I politely emailed the administrator and asked him to remove my photo from the forum. I explained that I do not care if people from the devotee community view my pictures, but I think it is wrong for someone to steal my image without my permission and knowledge.

A response was received from the administrator that evening, and he very nicely apologized and removed my photo. He assured me he had not seen any more of me posted there. I hope he was telling the truth!

My investigation of the poster was not exactly successful. I created a fake profile on the site and sent him a private message asking about his own devotee group and the alleged photo collections housed there.

I can be a creative writer; I was trying to sound like a dev. Unfortunately, I never received an answer to my query. Maybe he figured out my profile was a fake.

The first reaction that goes through the minds of most when they learn about devotees is massive shock.
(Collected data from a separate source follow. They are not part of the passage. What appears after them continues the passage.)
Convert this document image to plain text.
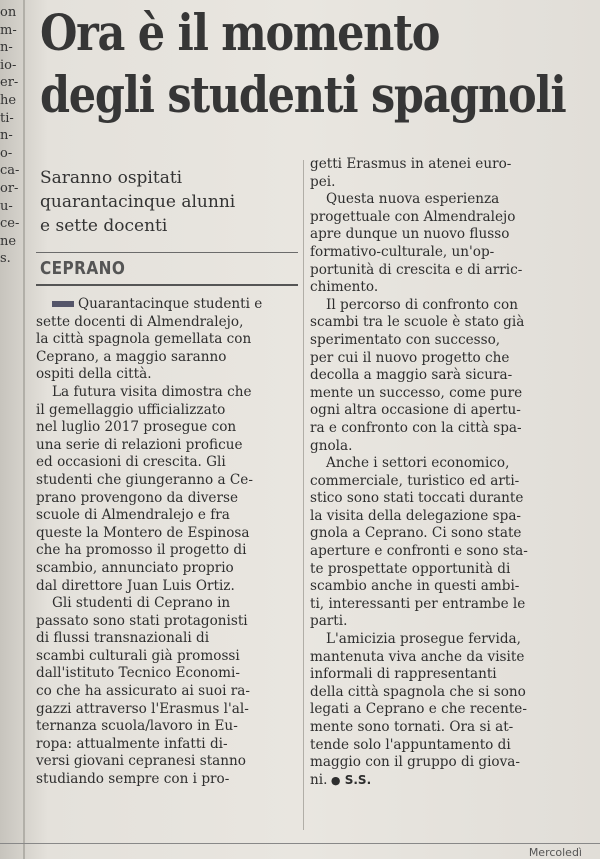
on
m-
n-
io-
er-
he
ti-
n-
o-
ca-
or-
u-
ce-
ne
s.
Ora è il momento
degli studenti spagnoli
Saranno ospitati
quarantacinque alunni
e sette docenti
CEPRANO

Quarantacinque studenti e
sette docenti di Almendralejo,
la città spagnola gemellata con
Ceprano, a maggio saranno
ospiti della città.

La futura visita dimostra che
il gemellaggio ufficializzato
nel luglio 2017 prosegue con
una serie di relazioni proficue
ed occasioni di crescita. Gli
studenti che giungeranno a Ce-
prano provengono da diverse
scuole di Almendralejo e fra
queste la Montero de Espinosa
che ha promosso il progetto di
scambio, annunciato proprio
dal direttore Juan Luis Ortiz.

Gli studenti di Ceprano in
passato sono stati protagonisti
di flussi transnazionali di
scambi culturali già promossi
dall'istituto Tecnico Economi-
co che ha assicurato ai suoi ra-
gazzi attraverso l'Erasmus l'al-
ternanza scuola/lavoro in Eu-
ropa: attualmente infatti di-
versi giovani cepranesi stanno
studiando sempre con i pro-

getti Erasmus in atenei euro-
pei.

Questa nuova esperienza
progettuale con Almendralejo
apre dunque un nuovo flusso
formativo-culturale, un'op-
portunità di crescita e di arric-
chimento.

Il percorso di confronto con
scambi tra le scuole è stato già
sperimentato con successo,
per cui il nuovo progetto che
decolla a maggio sarà sicura-
mente un successo, come pure
ogni altra occasione di apertu-
ra e confronto con la città spa-
gnola.

Anche i settori economico,
commerciale, turistico ed arti-
stico sono stati toccati durante
la visita della delegazione spa-
gnola a Ceprano. Ci sono state
aperture e confronti e sono sta-
te prospettate opportunità di
scambio anche in questi ambi-
ti, interessanti per entrambe le
parti.

L'amicizia prosegue fervida,
mantenuta viva anche da visite
informali di rappresentanti
della città spagnola che si sono
legati a Ceprano e che recente-
mente sono tornati. Ora si at-
tende solo l'appuntamento di
maggio con il gruppo di giova-
ni. ● S.S.

Mercoledì
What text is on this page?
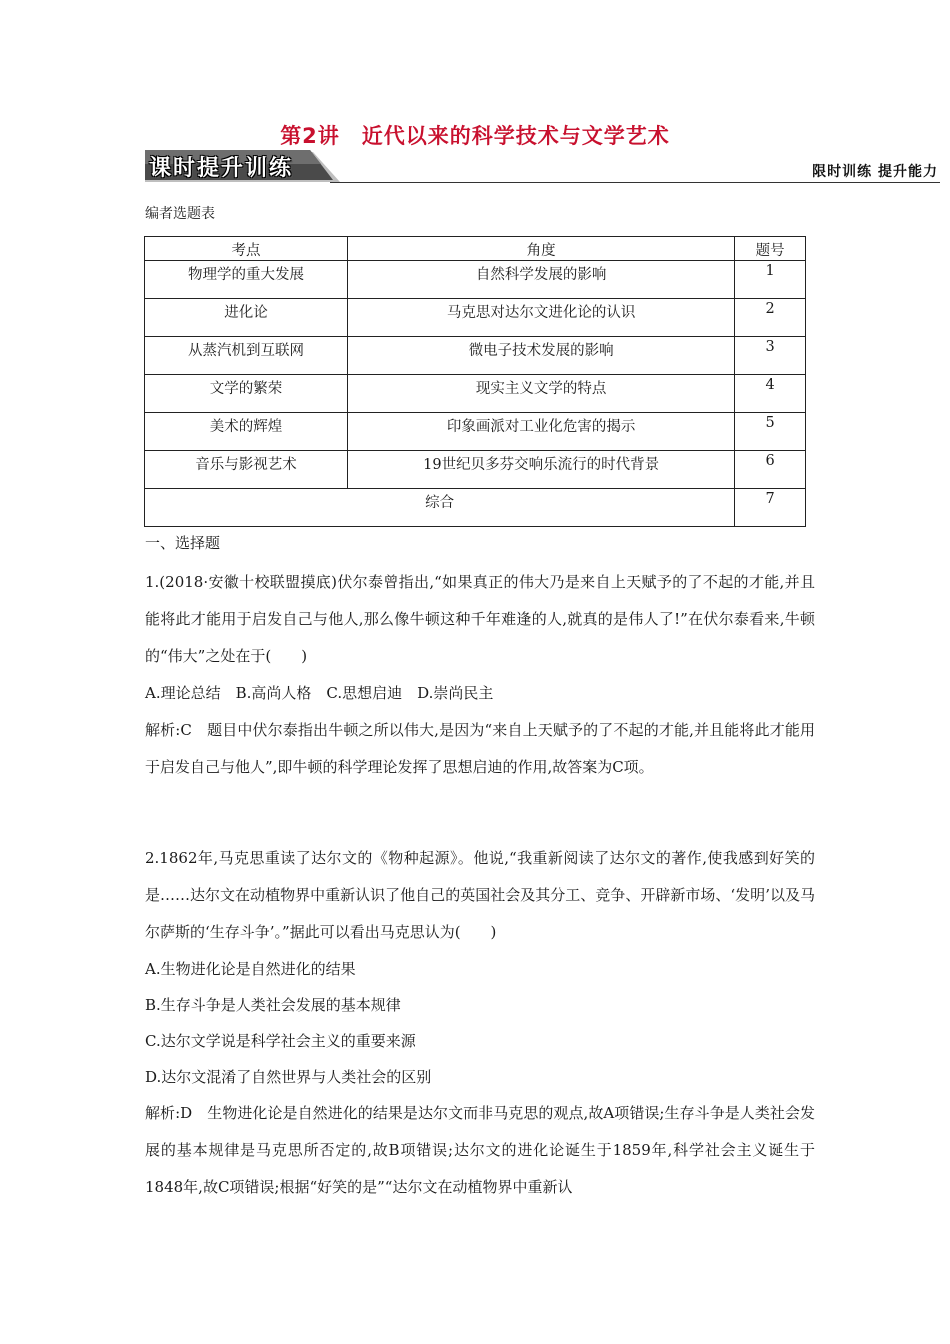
第2讲　近代以来的科学技术与文学艺术
课时提升训练	限时训练 提升能力
编者选题表
考点	角度	题号
物理学的重大发展	自然科学发展的影响	1
进化论	马克思对达尔文进化论的认识	2
从蒸汽机到互联网	微电子技术发展的影响	3
文学的繁荣	现实主义文学的特点	4
美术的辉煌	印象画派对工业化危害的揭示	5
音乐与影视艺术	19世纪贝多芬交响乐流行的时代背景	6
综合		7
一、选择题

1.(2018·安徽十校联盟摸底)伏尔泰曾指出,“如果真正的伟大乃是来自上天赋予的了不起的才能,并且能将此才能用于启发自己与他人,那么像牛顿这种千年难逢的人,就真的是伟人了!”在伏尔泰看来,牛顿的“伟大”之处在于(　　)

A.理论总结　B.高尚人格　C.思想启迪　D.崇尚民主

解析:C　题目中伏尔泰指出牛顿之所以伟大,是因为“来自上天赋予的了不起的才能,并且能将此才能用于启发自己与他人”,即牛顿的科学理论发挥了思想启迪的作用,故答案为C项。

2.1862年,马克思重读了达尔文的《物种起源》。他说,“我重新阅读了达尔文的著作,使我感到好笑的是……达尔文在动植物界中重新认识了他自己的英国社会及其分工、竞争、开辟新市场、‘发明’以及马尔萨斯的‘生存斗争’。”据此可以看出马克思认为(　　)

A.生物进化论是自然进化的结果

B.生存斗争是人类社会发展的基本规律

C.达尔文学说是科学社会主义的重要来源

D.达尔文混淆了自然世界与人类社会的区别

解析:D　生物进化论是自然进化的结果是达尔文而非马克思的观点,故A项错误;生存斗争是人类社会发展的基本规律是马克思所否定的,故B项错误;达尔文的进化论诞生于1859年,科学社会主义诞生于1848年,故C项错误;根据“好笑的是”“达尔文在动植物界中重新认
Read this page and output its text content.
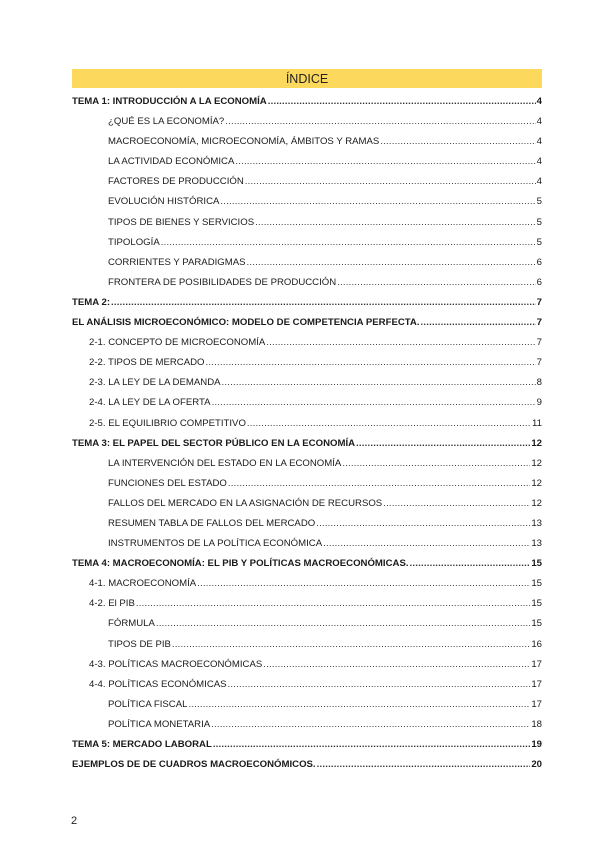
ÍNDICE
TEMA 1: INTRODUCCIÓN A LA ECONOMÍA .....	4
¿QUÉ ES LA ECONOMÍA? .....	4
MACROECONOMÍA, MICROECONOMÍA, ÁMBITOS Y RAMAS .....	4
LA ACTIVIDAD ECONÓMICA .....	4
FACTORES DE PRODUCCIÓN .....	4
EVOLUCIÓN HISTÓRICA .....	5
TIPOS DE BIENES Y SERVICIOS .....	5
TIPOLOGÍA .....	5
CORRIENTES Y PARADIGMAS .....	6
FRONTERA DE POSIBILIDADES DE PRODUCCIÓN .....	6
TEMA 2: .....	7
EL ANÁLISIS MICROECONÓMICO: MODELO DE COMPETENCIA PERFECTA. .....	7
2-1. CONCEPTO DE MICROECONOMÍA .....	7
2-2. TIPOS DE MERCADO .....	7
2-3. LA LEY DE LA DEMANDA .....	8
2-4. LA LEY DE LA OFERTA .....	9
2-5. EL EQUILIBRIO COMPETITIVO .....	11
TEMA 3: EL PAPEL DEL SECTOR PÚBLICO EN LA ECONOMÍA .....	12
LA INTERVENCIÓN DEL ESTADO EN LA ECONOMÍA .....	12
FUNCIONES DEL ESTADO .....	12
FALLOS DEL MERCADO EN LA ASIGNACIÓN DE RECURSOS .....	12
RESUMEN TABLA DE FALLOS DEL MERCADO .....	13
INSTRUMENTOS DE LA POLÍTICA ECONÓMICA .....	13
TEMA 4: MACROECONOMÍA: EL PIB Y POLÍTICAS MACROECONÓMICAS. .....	15
4-1. MACROECONOMÍA .....	15
4-2. El PIB .....	15
FÓRMULA .....	15
TIPOS DE PIB .....	16
4-3. POLÍTICAS MACROECONÓMICAS .....	17
4-4. POLÍTICAS ECONÓMICAS .....	17
POLÍTICA FISCAL .....	17
POLÍTICA MONETARIA .....	18
TEMA 5: MERCADO LABORAL .....	19
EJEMPLOS DE DE CUADROS MACROECONÓMICOS. .....	20
2
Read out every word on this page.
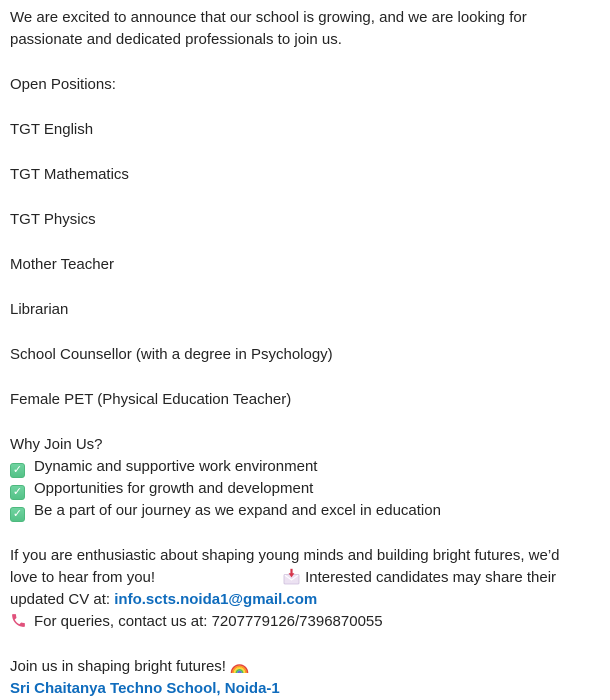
We are excited to announce that our school is growing, and we are looking for
passionate and dedicated professionals to join us.

Open Positions:

TGT English

TGT Mathematics

TGT Physics

Mother Teacher

Librarian

School Counsellor (with a degree in Psychology)

Female PET (Physical Education Teacher)

Why Join Us?
✓ Dynamic and supportive work environment
✓ Opportunities for growth and development
✓ Be a part of our journey as we expand and excel in education

If you are enthusiastic about shaping young minds and building bright futures, we’d
love to hear from you!	Interested candidates may share their
updated CV at: info.scts.noida1@gmail.com
For queries, contact us at: 7207779126/7396870055

Join us in shaping bright futures!
Sri Chaitanya Techno School, Noida-1
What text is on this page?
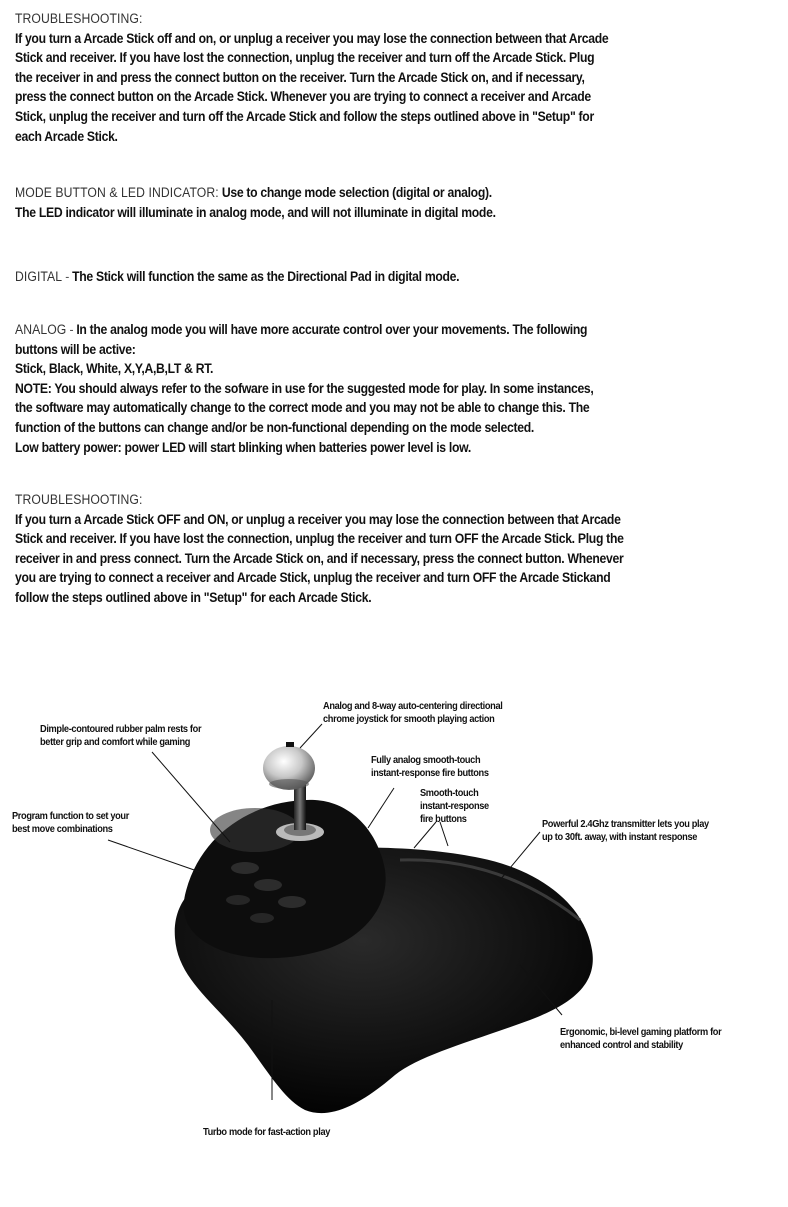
TROUBLESHOOTING:
If you turn a Arcade Stick off and on, or unplug a receiver you may lose the connection between that Arcade
Stick and receiver. If you have lost the connection, unplug the receiver and turn off the Arcade Stick. Plug
the receiver in and press the connect button on the receiver. Turn the Arcade Stick on, and if necessary,
press the connect button on the Arcade Stick. Whenever you are trying to connect a receiver and Arcade
Stick, unplug the receiver and turn off the Arcade Stick and follow the steps outlined above in "Setup" for
each Arcade Stick.
MODE BUTTON & LED INDICATOR: Use to change mode selection (digital or analog).
The LED indicator will illuminate in analog mode, and will not illuminate in digital mode.
DIGITAL - The Stick will function the same as the Directional Pad in digital mode.
ANALOG - In the analog mode you will have more accurate control over your movements. The following
buttons will be active:
Stick, Black, White, X,Y,A,B,LT & RT.
NOTE: You should always refer to the sofware in use for the suggested mode for play. In some instances,
the software may automatically change to the correct mode and you may not be able to change this. The
function of the buttons can change and/or be non-functional depending on the mode selected.
Low battery power: power LED will start blinking when batteries power level is low.
TROUBLESHOOTING:
If you turn a Arcade Stick OFF and ON, or unplug a receiver you may lose the connection between that Arcade
Stick and receiver. If you have lost the connection, unplug the receiver and turn OFF the Arcade Stick. Plug the
receiver in and press connect. Turn the Arcade Stick on, and if necessary, press the connect button. Whenever
you are trying to connect a receiver and Arcade Stick, unplug the receiver and turn OFF the Arcade Stickand
follow the steps outlined above in "Setup" for each Arcade Stick.
Analog and 8-way auto-centering directional
chrome joystick for smooth playing action
Dimple-contoured rubber palm rests for
better grip and comfort while gaming
Fully analog smooth-touch
instant-response fire buttons
Smooth-touch
instant-response
fire buttons
Program function to set your
best move combinations	Powerful 2.4Ghz transmitter lets you play
up to 30ft. away, with instant response
Ergonomic, bi-level gaming platform for
enhanced control and stability
Turbo mode for fast-action play
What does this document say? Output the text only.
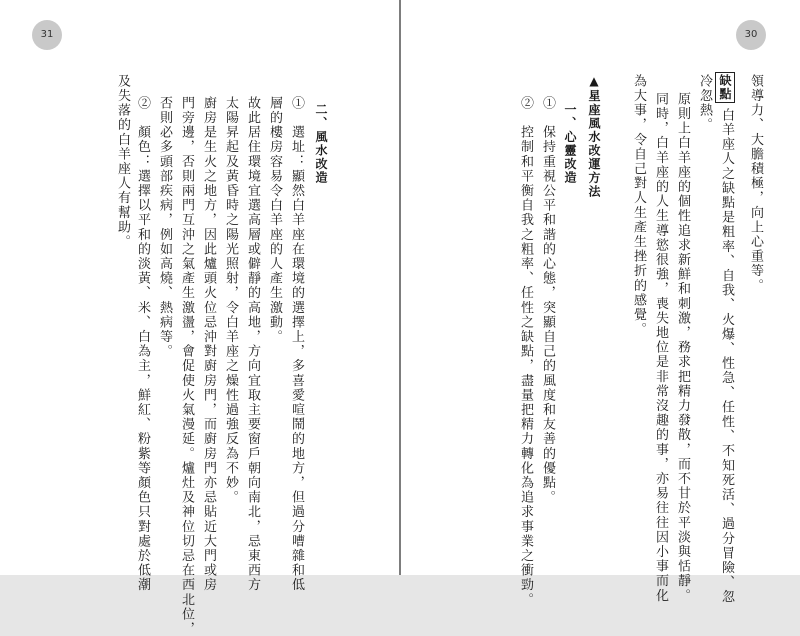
31
二、風水改造
①　選址：顯然白羊座在環境的選擇上，多喜愛喧鬧的地方，但過分嘈雜和低
層的樓房容易令白羊座的人產生激動。
故此居住環境宜選高層或僻靜的高地，方向宜取主要窗戶朝向南北，忌東西方
太陽昇起及黃昏時之陽光照射，令白羊座之燥性過強反為不妙。
廚房是生火之地方，因此爐頭火位忌沖對廚房門，而廚房門亦忌貼近大門或房
門旁邊，否則兩門互沖之氣產生激盪，會促使火氣漫延。爐灶及神位切忌在西北位，
否則必多頭部疾病，例如高燒、熱病等。
②　顏色：選擇以平和的淡黃、米、白為主，鮮紅、粉紫等顏色只對處於低潮
及失落的白羊座人有幫助。
30
領導力、大膽積極，向上心重等。
缺點
白羊座人之缺點是粗率、自我、火爆、性急、任性、不知死活、過分冒險、忽
冷忽熱。
原則上白羊座的個性追求新鮮和刺激，務求把精力發散，而不甘於平淡與恬靜。
同時，白羊座的人生導慾很強，喪失地位是非常沒趣的事，亦易往往因小事而化
為大事，令自己對人生產生挫折的感覺。
▲星座風水改運方法
一、心靈改造
①　保持重視公平和諧的心態，突顯自己的風度和友善的優點。
②　控制和平衡自我之粗率、任性之缺點，盡量把精力轉化為追求事業之衝勁。
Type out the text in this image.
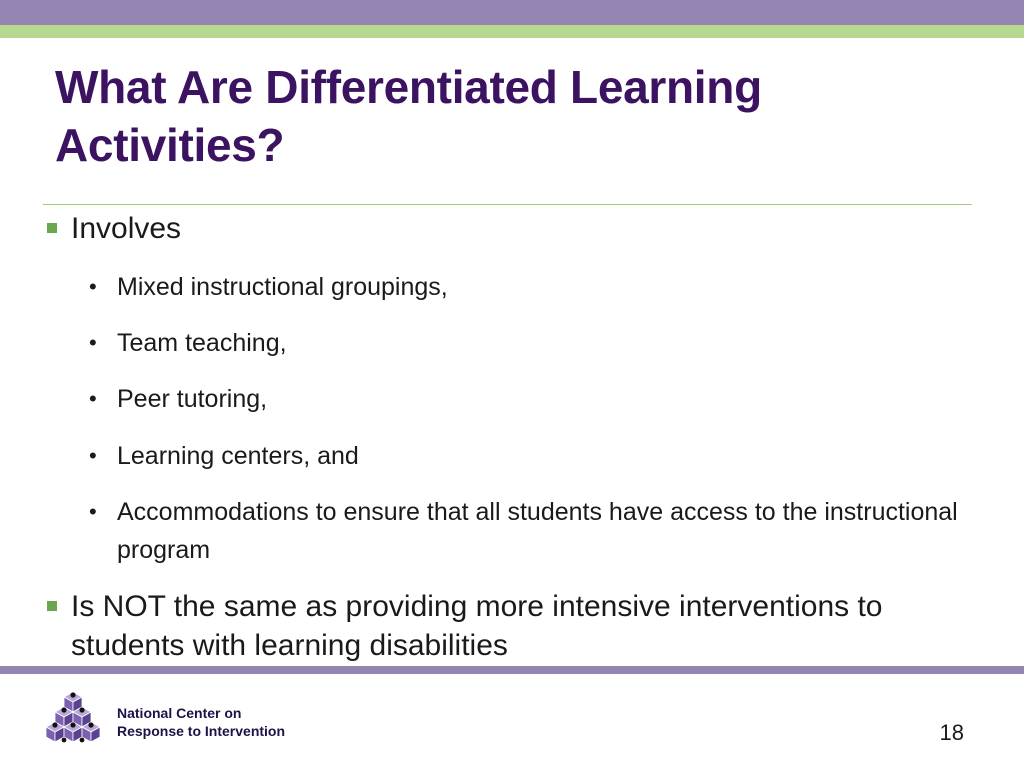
What Are Differentiated Learning Activities?
Involves
• Mixed instructional groupings,
• Team teaching,
• Peer tutoring,
• Learning centers, and
• Accommodations to ensure that all students have access to the instructional program
Is NOT the same as providing more intensive interventions to students with learning disabilities
National Center on
Response to Intervention	18
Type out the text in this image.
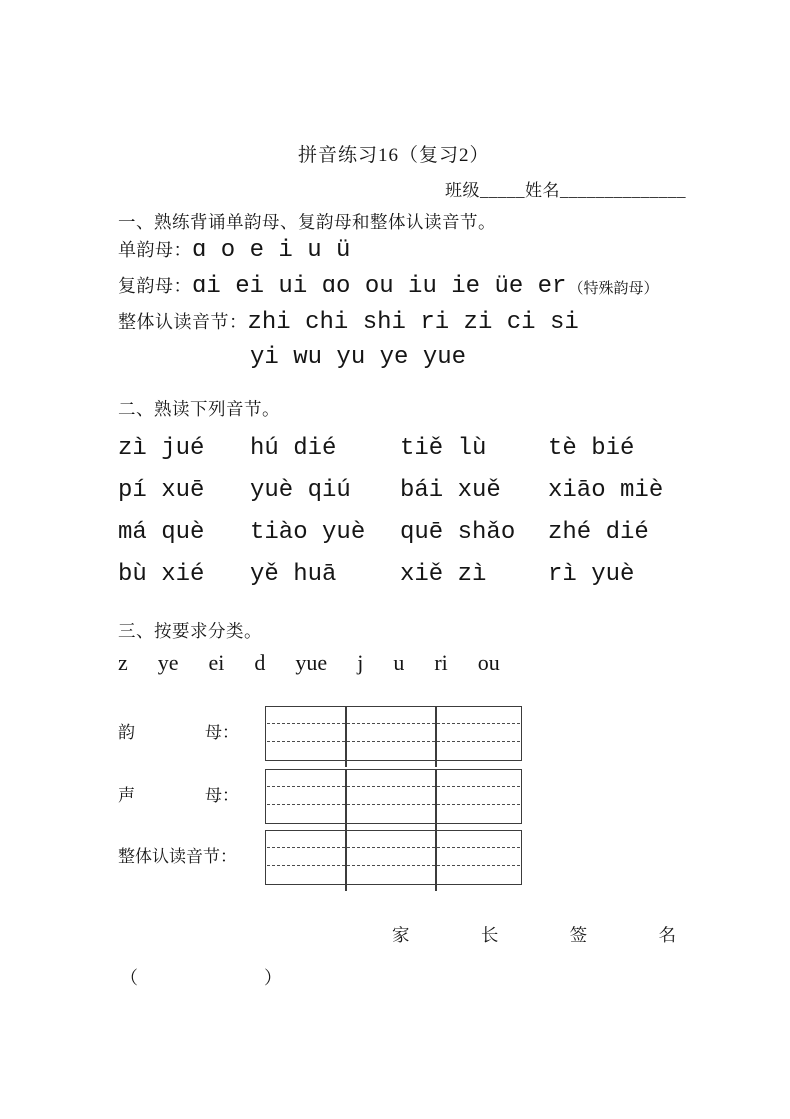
拼音练习16（复习2）
班级_____姓名______________
一、熟练背诵单韵母、复韵母和整体认读音节。
单韵母： ɑ o e i u ü
复韵母： ɑi ei ui ɑo ou iu ie üe er （特殊韵母）
整体认读音节： zhi chi shi ri zi ci si
yi wu yu ye yue
二、熟读下列音节。
zì jué	hú dié	tiě lù	tè bié
pí xuē	yuè qiú	bái xuě	xiāo miè
má què	tiào yuè	quē shǎo	zhé dié
bù xié	yě huā	xiě zì	rì yuè
三、按要求分类。
z ye ei d yue j u ri ou
韵	母：

声	母：

整体认读音节：

家	长	签	名
（	）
That is the same thing I felt ten years ago when I learned what they were. It is quite a controversial topic, but what we should all do is learn more about things before we decide they are weird or creepy.

It wasn’t until about two years ago that I began to look more in depth at this issue. As an adult, I see things differently. I am someone who likes answers and I wanted to know when devoteeism came about, how, why, everything.

I cannot write the complete information I have discovered about devotees in this article, but if more information is sought, point your browsers to Search for the term “attraction to disability.”

It covers everything from a brief history to the psychology. It is something I found to be interesting and the information helped me to better understand their subculture.

Many of the devotees I have chatted with do not know why they developed this attraction. Sometimes it is something or someone from childhood that triggers it. There are also as many kinds of different devotees as there are disabilities. Some hide who they are for fear they will be rejected by family, friends, or society in general.

Should we reject a subculture that regards our subculture as attractive? I do not believe so. If devotees can see us for who we are and not focus on the disability aspect of our lives, why not just accept them for who they are as well?

Have you had experience with a devotee?